Para PGR, Esteves mentiu em depoimento

Investigadores da Procuradoria-Geral da República afirmam que o banqueiro André Esteves, ex-presidente do BTG Pactual, mentiu no depoimento que prestou após ser preso, na quarta-feira, 25; ele negou que tenha conversado com o senador Delcídio Amaral (PT-MS) sobre a delação do ex-diretor da Petrobras Nestor Cerveró; Delcídio, entretanto, confirmou o diálogo; para investigadores, "é no mínimo plausível" que o banqueiro tenha atuado com Fernando Soares, o Fernando Baiano, outro delator do esquema na Petrobras

SÃO PAULO, SP, 20.02.2013: MÔNICA BERGAMO/JANTAR - André Esteves durante jantar para arrecadar dinheiro e lançar o Centro de Sustentabilidade das Américas, no hotel Gand Hyatt. (Foto: Zanone Fraissat/Folhapress)
SÃO PAULO, SP, 20.02.2013: MÔNICA BERGAMO/JANTAR - André Esteves durante jantar para arrecadar dinheiro e lançar o Centro de Sustentabilidade das Américas, no hotel Gand Hyatt. (Foto: Zanone Fraissat/Folhapress) (Foto: Aquiles Lins)

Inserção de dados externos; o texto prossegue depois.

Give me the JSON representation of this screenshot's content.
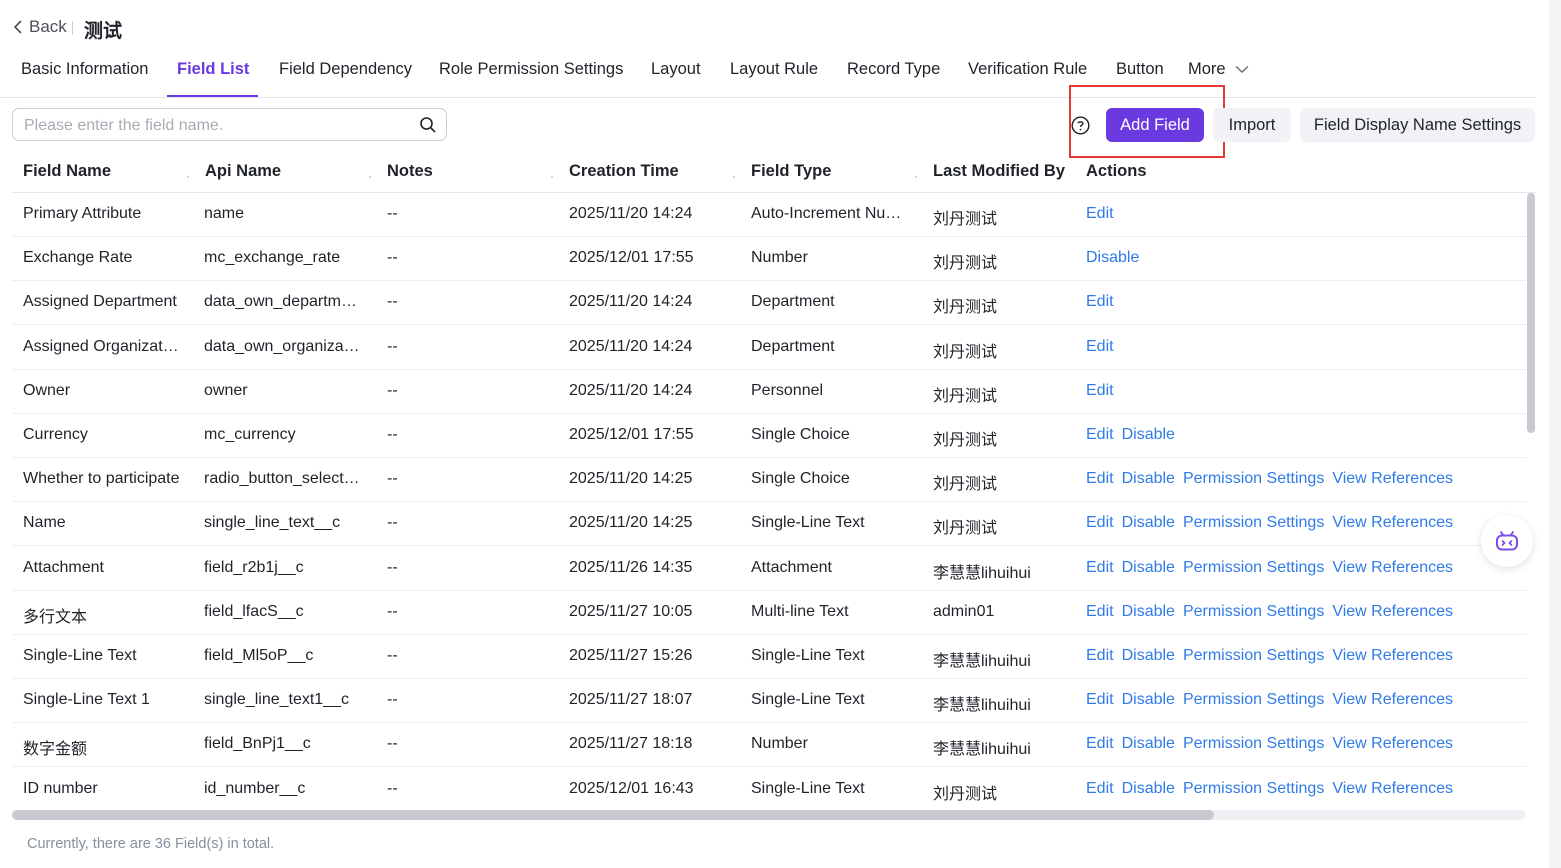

247 - Investigadores da Procuradoria-Geral da República afirmam que o banqueiro André Esteves, ex-presidente do BTG Pactual, mentiu no depoimento que prestou após ser preso, na quarta-feira, 25.

O banqueiro negou que tenha conversado com o senador Delcídio Amaral (PT-MS) sobre a delação do ex-diretor da Petrobrás Nestor Cerveró. Delcídio, entretanto, confirmou o diálogo.

Para investigadores, a constatação de que Esteves "mentiu" permite à Justiça tirar conclusões sobre sua intenção de obstruir as investigações. Essas informações embasaram o pedido da Procuradoria para converter a prisão temporária em preventiva, aceito pelo Supremo Tribunal Federal. Os procuradores dizem que "é no mínimo plausível" que o banqueiro tenha atuado com Fernando Soares, o Fernando Baiano, outro delator do esquema na Petrobras.

Procuradores afirmam ainda que o chefe de gabinete de Delcídio Amaral, Diogo Ferreira, também atuou para dificultar a delação premiada de Cerveró. A prisão de Ferreira também foi convertida em preventiva. No documento encaminhado ao Supremo, a Procuradoria descreve como, supostamente, o chefe de gabinete de Delcídio agiu para tentar impedir que Bernardo Cerveró, filho de Nestor Cerveró, gravasse a conversa com o senador petista.